- Born: 22 November 1949 Ashford, Middlesex, England
- Died: 24 May 2025 (aged 75)
- Career
- Show: The Friday Fandango, •John's Jukebox •Boom Heritage Chart;
- Station: Boom Radio (2021–2025)
- Time slot: Friday 6–8 pm; Saturday 4–7 pm; Sunday 12–2 pm;
- Show: Gravity FM (2009–2025); Radio2XS (2009–c.2010);
- Stations: 106.6 Smooth Radio (2007–2010); Saga 106.6 FM (2003–2007); GEM-AM (1988–1999); Radio Trent (1975–1988);
- Style: Presenter
- Country: United Kingdom

= John Peters (DJ) =

British disc jockey (1949/1950–2025)

John Peters (22 November 1949 – 24 May 2025) was a British disc jockey and long established personality in the East Midlands region. Known for his distinctive voice, he presented shows on many of the region's radio stations, including Radio Trent, GEM-AM, Saga 106.6 FM and 106.6 Smooth Radio, Radio2XS and Gravity FM in Grantham, Lincolnshire.

Peters latterly presented three shows on Boom Radio: a Friday show called The Friday Fandango at 6pm, a Saturday show at 4 pm called John's Jukebox and also The Vintage Charts on Sunday at 12 noon. He also presented The Fifties Chart on sister station Boom Light directly following this at 2 pm.

== Early career ==
Peters sent a demo to BBC Radio One in 1968 which got a favourable response from the producers panel, although it did not lead to a job. In 1972 he applied to Radio Luxemburg and performed live in front of the programme director Ken Evans. It came down to two contenders and Mark Wesley got the job.

== United Biscuits Network and Radio Trent==
Peters was contacted in 1974 by UBN's programme director Adrian Love (son of Geoff Love) while working at a Relay Station operated by the Post Office through which UBN broadcast to factories in Osterley (studio base), Liverpool, Manchester and Tollcross in Glasgow. Peters had already met Roger Day on air and was keen to work there. Peters joined in April 1974.

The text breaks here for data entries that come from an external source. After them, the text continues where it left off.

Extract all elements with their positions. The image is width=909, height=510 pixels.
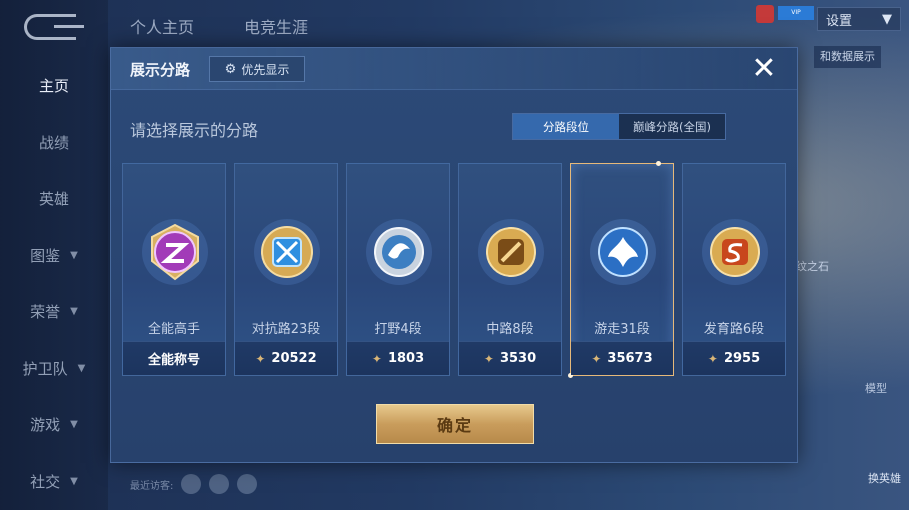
tab-profile[interactable]: 个人主页 (130, 14, 194, 38)
chevron-down-icon: ▼ (882, 11, 892, 27)
tab-esports[interactable]: 电竞生涯 (244, 14, 308, 38)
lane-title-text: 全能称号 (147, 353, 200, 368)
lane-score-value: 3530 (499, 351, 537, 366)
gem-icon: ✦ (371, 351, 382, 366)
change-hero-button[interactable]: 换英雄 (868, 470, 901, 486)
settings-dropdown[interactable]: 设置 ▼ (817, 7, 901, 31)
lane-name: 全能高手 (147, 322, 200, 337)
lane-card-list: 全能高手 全能称号 对抗路23段 ✦ 20522 打野4段 ✦ 1803 中路8… (122, 161, 788, 378)
lane-score: ✦ 2955 (683, 341, 785, 375)
gem-icon: ✦ (255, 351, 266, 366)
top-tabs: 个人主页 电竞生涯 (130, 14, 308, 38)
gem-icon: ✦ (483, 351, 494, 366)
lane-score-value: 35673 (607, 351, 653, 366)
lane-name: 对抗路23段 (251, 322, 321, 337)
lane-score: ✦ 20522 (235, 341, 337, 375)
lane-card-clash[interactable]: 对抗路23段 ✦ 20522 (234, 163, 338, 376)
mid-lane-badge-icon (476, 217, 546, 287)
lane-score-value: 20522 (271, 351, 317, 366)
dialog-subtitle: 请选择展示的分路 (130, 121, 259, 140)
chevron-down-icon: ▼ (70, 249, 78, 261)
gear-icon: ⚙ (224, 61, 237, 77)
lane-title: 全能称号 (123, 341, 225, 375)
segment-control: 分路段位 巅峰分路(全国) (512, 113, 726, 140)
tab-peak-lane[interactable]: 巅峰分路(全国) (619, 114, 725, 139)
lane-card-jungle[interactable]: 打野4段 ✦ 1803 (346, 163, 450, 376)
lane-score-value: 1803 (387, 351, 425, 366)
sidebar-item-game[interactable]: 游戏 ▼ (0, 409, 108, 439)
sidebar-item-label: 英雄 (38, 189, 69, 208)
lane-score: ✦ 35673 (571, 341, 673, 375)
recent-visitors: 最近访客: (130, 474, 258, 494)
visitor-avatar[interactable] (181, 474, 202, 494)
sidebar-item-label: 社交 (30, 472, 61, 491)
sidebar: 主页 战绩 英雄 图鉴 ▼ 荣誉 ▼ 护卫队 ▼ 游戏 ▼ 社交 ▼ (0, 0, 108, 510)
lane-name: 发育路6段 (703, 322, 765, 337)
lane-card-farm[interactable]: 发育路6段 ✦ 2955 (682, 163, 786, 376)
sidebar-item-label: 战绩 (38, 133, 69, 152)
lane-score: ✦ 1803 (347, 341, 449, 375)
lane-card-mid[interactable]: 中路8段 ✦ 3530 (458, 163, 562, 376)
chevron-down-icon: ▼ (70, 475, 78, 487)
dialog-title: 展示分路 (130, 61, 191, 79)
display-data-button[interactable]: 和数据展示 (814, 46, 881, 68)
farm-lane-badge-icon (700, 217, 770, 287)
sidebar-item-social[interactable]: 社交 ▼ (0, 466, 108, 496)
lane-display-dialog: 展示分路 ⚙ 优先显示 ✕ 请选择展示的分路 分路段位 巅峰分路(全国) 全能高… (110, 47, 798, 463)
sidebar-item-honor[interactable]: 荣誉 ▼ (0, 296, 108, 326)
priority-display-button[interactable]: ⚙ 优先显示 (209, 56, 305, 82)
confirm-button[interactable]: 确定 (376, 404, 534, 444)
chevron-down-icon: ▼ (70, 305, 78, 317)
visitor-avatar[interactable] (237, 474, 258, 494)
sidebar-item-label: 护卫队 (22, 359, 68, 378)
lane-name: 游走31段 (594, 322, 650, 337)
dialog-header: 展示分路 ⚙ 优先显示 ✕ (111, 48, 797, 90)
all-round-badge-icon (140, 217, 210, 287)
sidebar-item-record[interactable]: 战绩 (0, 127, 108, 157)
sidebar-item-label: 荣誉 (30, 302, 61, 321)
clash-lane-badge-icon (252, 217, 322, 287)
chevron-down-icon: ▼ (70, 418, 78, 430)
gem-icon: ✦ (707, 351, 718, 366)
chevron-down-icon: ▼ (77, 362, 86, 374)
settings-label: 设置 (826, 13, 853, 29)
visitors-label: 最近访客: (130, 480, 174, 492)
sidebar-item-label: 主页 (38, 76, 69, 95)
lane-score-value: 2955 (723, 351, 761, 366)
roam-badge-icon (588, 217, 658, 287)
model-label: 模型 (865, 382, 887, 395)
lane-card-roam[interactable]: 游走31段 ✦ 35673 (568, 161, 674, 378)
jungle-badge-icon (364, 217, 434, 287)
lane-name: 打野4段 (374, 322, 422, 337)
vip-icon (756, 5, 774, 23)
lane-card-all-round[interactable]: 全能高手 全能称号 (122, 163, 226, 376)
model-button[interactable]: 模型 (863, 380, 889, 420)
vip-badge: VIP (778, 6, 814, 20)
priority-label: 优先显示 (241, 62, 290, 77)
tab-lane-rank[interactable]: 分路段位 (513, 114, 619, 139)
close-button[interactable]: ✕ (747, 52, 781, 86)
gem-icon: ✦ (591, 351, 602, 366)
visitor-avatar[interactable] (209, 474, 230, 494)
sidebar-item-heroes[interactable]: 英雄 (0, 183, 108, 213)
lane-name: 中路8段 (486, 322, 534, 337)
sidebar-item-home[interactable]: 主页 (0, 70, 108, 100)
selection-corner-dot (656, 161, 661, 166)
lane-score: ✦ 3530 (459, 341, 561, 375)
sidebar-item-guard[interactable]: 护卫队 ▼ (0, 353, 108, 383)
sidebar-item-label: 图鉴 (30, 246, 61, 265)
back-button[interactable] (24, 14, 84, 40)
sidebar-item-codex[interactable]: 图鉴 ▼ (0, 240, 108, 270)
sidebar-item-label: 游戏 (30, 415, 61, 434)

In 1975, Radio Trent were looking for presenters and Bob Snyder (Radio 270) who was also in the UBN line up, was to become Trent's programme director. Peters left UBN in May 1975 and moved to Nottingham to help set up the area's first commercial radio station. The station, Radio Trent, was launched on Thursday 3 July 1975, and he hosted its first programme. He spent several years with Trent and hosted many shows including Trent Top 30, which was also later broadcast on Leicester Sound and Derby's Trent 945 (later called Ram FM) before moving to its medium wave service, GEM-AM, when this was established in 1988 as a result of Independent Broadcasting Authority requirements over the simulcasting of programmes on both the AM and FM frequencies.

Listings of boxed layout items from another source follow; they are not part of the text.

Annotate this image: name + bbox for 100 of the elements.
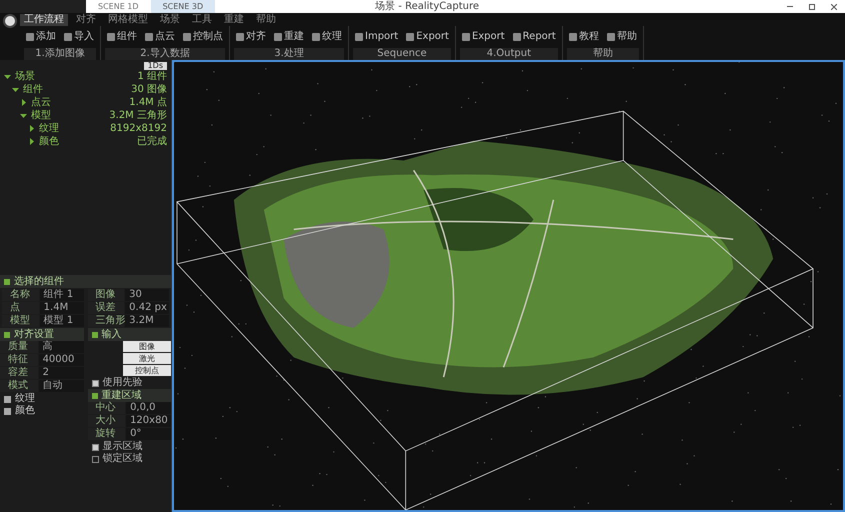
collapse-icon[interactable] <box>4 278 10 284</box>
tool-icon <box>274 33 282 41</box>
ribbon-button[interactable]: 点云 <box>143 28 177 46</box>
property-value[interactable]: 1.4M <box>40 302 84 314</box>
close-icon[interactable] <box>831 4 837 10</box>
checkbox[interactable] <box>92 456 98 462</box>
property-label: 图像 <box>88 289 124 301</box>
panel-header[interactable]: 输入 <box>88 328 171 341</box>
panel-title: 对齐设置 <box>14 330 54 340</box>
expander-icon[interactable] <box>4 73 11 80</box>
property-value[interactable]: 40000 <box>38 354 84 366</box>
property-value[interactable]: 3.2M <box>125 315 169 327</box>
checkbox-label: 显示区域 <box>102 442 142 452</box>
tool-icon <box>606 33 615 41</box>
menu-tab[interactable]: 工具 <box>188 14 216 26</box>
menu-tab[interactable]: 帮助 <box>252 14 280 26</box>
tool-icon <box>107 33 115 41</box>
group-label: 1.添加图像 <box>24 48 96 60</box>
tool-icon <box>355 33 363 41</box>
maximize-icon[interactable] <box>809 4 815 10</box>
property-label: 模式 <box>0 380 38 392</box>
panel-title: 输入 <box>102 330 122 340</box>
checkbox-label: 使用先验 <box>102 378 142 388</box>
tool-icon <box>406 33 414 41</box>
property-value[interactable]: 自动 <box>38 380 84 392</box>
menu-tab[interactable]: 重建 <box>220 14 248 26</box>
property-value[interactable]: 组件 1 <box>40 289 84 301</box>
property-label: 容差 <box>0 367 38 379</box>
property-label: 点 <box>2 302 39 314</box>
property-label: 名称 <box>2 289 39 301</box>
ribbon-button[interactable]: 对齐 <box>234 28 268 46</box>
document-tab[interactable]: SCENE 3D <box>150 0 216 13</box>
checkbox-label: 锁定区域 <box>102 454 142 464</box>
ribbon-button[interactable]: 教程 <box>566 28 601 46</box>
property-value[interactable]: 0° <box>126 428 171 440</box>
tool-icon <box>236 33 244 41</box>
property-value[interactable]: 模型 1 <box>40 315 84 327</box>
panel-header[interactable]: 对齐设置 <box>0 328 84 341</box>
ribbon-button[interactable]: Report <box>510 28 558 46</box>
property-value[interactable]: 120x80 <box>126 415 171 427</box>
tree-item[interactable]: 场景 <box>15 72 35 82</box>
section-title[interactable]: 颜色 <box>15 406 35 416</box>
ribbon-button[interactable]: Export <box>460 28 507 46</box>
group-label: 3.处理 <box>234 48 344 60</box>
panel-title: 重建区域 <box>102 390 142 400</box>
expander-icon[interactable] <box>28 138 35 145</box>
collapse-icon[interactable] <box>92 392 98 398</box>
menu-tab[interactable]: 工作流程 <box>20 14 68 26</box>
property-value[interactable]: 30 <box>125 289 169 301</box>
ribbon-button[interactable]: 控制点 <box>181 28 225 46</box>
input-button[interactable]: 控制点 <box>123 365 171 376</box>
property-value[interactable]: 0.42 px <box>125 302 169 314</box>
tool-icon <box>512 33 521 41</box>
ribbon-button[interactable]: 组件 <box>105 28 139 46</box>
property-label: 大小 <box>88 415 126 427</box>
property-label: 特征 <box>0 354 38 366</box>
expander-icon[interactable] <box>20 112 27 119</box>
ribbon-button[interactable]: Import <box>353 28 400 46</box>
input-button[interactable]: 激光 <box>123 353 171 364</box>
panel-header[interactable]: 选择的组件 <box>0 275 171 288</box>
tree-item[interactable]: 点云 <box>31 98 51 108</box>
panel-title: 选择的组件 <box>14 276 64 286</box>
tool-icon <box>568 33 577 41</box>
ribbon-button[interactable]: Export <box>404 28 451 46</box>
section-title[interactable]: 纹理 <box>15 394 35 404</box>
property-value[interactable]: 0,0,0 <box>126 402 171 414</box>
tree-value: 1 组件 <box>137 72 168 82</box>
ribbon-button[interactable]: 添加 <box>24 28 58 46</box>
checkbox[interactable] <box>92 444 98 450</box>
ribbon-button[interactable]: 纹理 <box>310 28 344 46</box>
expander-icon[interactable] <box>20 99 27 106</box>
tree-item[interactable]: 颜色 <box>39 136 59 146</box>
menu-tab[interactable]: 场景 <box>156 14 184 26</box>
app-logo-icon[interactable] <box>3 14 17 28</box>
tree-value: 已完成 <box>137 136 168 146</box>
checkbox[interactable] <box>92 380 98 386</box>
collapse-icon[interactable] <box>4 332 10 338</box>
panel-badge[interactable]: 1Ds <box>144 62 167 70</box>
property-value[interactable]: 2 <box>38 367 84 379</box>
menu-tab[interactable]: 对齐 <box>72 14 100 26</box>
tree-item[interactable]: 组件 <box>23 84 43 94</box>
panel-header[interactable]: 重建区域 <box>88 389 171 402</box>
tree-value: 8192x8192 <box>110 124 168 134</box>
property-label: 误差 <box>88 302 124 314</box>
expander-icon[interactable] <box>12 86 19 93</box>
tree-item[interactable]: 纹理 <box>39 124 59 134</box>
tree-item[interactable]: 模型 <box>31 110 51 120</box>
property-value[interactable]: 高 <box>38 341 84 353</box>
ribbon-button[interactable]: 重建 <box>272 28 306 46</box>
input-button[interactable]: 图像 <box>123 341 171 352</box>
ribbon-button[interactable]: 帮助 <box>604 28 639 46</box>
menu-tab[interactable]: 网格模型 <box>104 14 152 26</box>
group-label: 2.导入数据 <box>105 48 225 60</box>
tool-icon <box>26 33 34 41</box>
window-title: 场景 - RealityCapture <box>375 2 480 12</box>
expander-icon[interactable] <box>4 396 11 402</box>
ribbon-button[interactable]: 导入 <box>62 28 96 46</box>
expander-icon[interactable] <box>28 125 35 132</box>
collapse-icon[interactable] <box>92 332 98 338</box>
expander-icon[interactable] <box>4 408 11 414</box>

After several years with GEM, one of his Trent colleagues became involved in the management of a new station, Century FM based in Nottingham, and he was given the chance to return to FM broadcasting. However, he maintained his links with GEM, and eventually became its sole local weekday presenter after the station's purchase by GWR Radio. At Classic Gold GEM (as it was then renamed), he presented the afternoon drivetime show and voiced local announcements.

== Freelance career and Saga 106.6 FM ==
In 1999, Peters became a freelance presenter, hosting shows for a number of stations in the East Midlands region, as well as also doing some behind the scenes engineering work. But in 2003, he made a return to regular presenting after joining Saga 106.6 FM. He became Saga's breakfast presenter and hosted the station's inaugural programme.

He was with Saga throughout its time on air, and was part of the launch team of the station's replacement, 106.6 Smooth Radio. When Smooth Radio began in March 2007, Peters initially presented its weekday drivetime show. In October 2007, he became a night time and weekend presenter. He left Smooth Radio at the beginning of 2010.

In 2010, Peters also presented a show on Saturday afternoon with community radio station Gravity FM in Grantham. He also presented 60s2XS on Radio2XS. He also presented a morning show on Radio Trent, a reformed online station, with other former Trent Presenters. It was launched on 3 July 2011 to coincide with the launch of the original Radio Trent. Peters made a return to breakfast programming from 3 January 2012 on Gravity FM.

During his spare time, Peters was involved with broadcast electronics, and built his own station at home. He also enjoyed restoring classic cars.

In February 2021, he joined Boom Radio, where he presented The Vintage Charts, John's Jukebox and a show on Friday evenings.

== Death ==
Peters died on 24 May 2025, at the age of 75. His death was announced the following day. The final editions of his show, The Vintage Chart, to air before his death had been broadcast on 18 May. Boom Radio subsequently announced that he had recorded a further edition of the programme featuring the Top 20 from 26 May 1966, and this was aired as a tribute to him on Sunday 1 June. The programme was preceded by a tribute from his friend and Boom colleague, David Lloyd.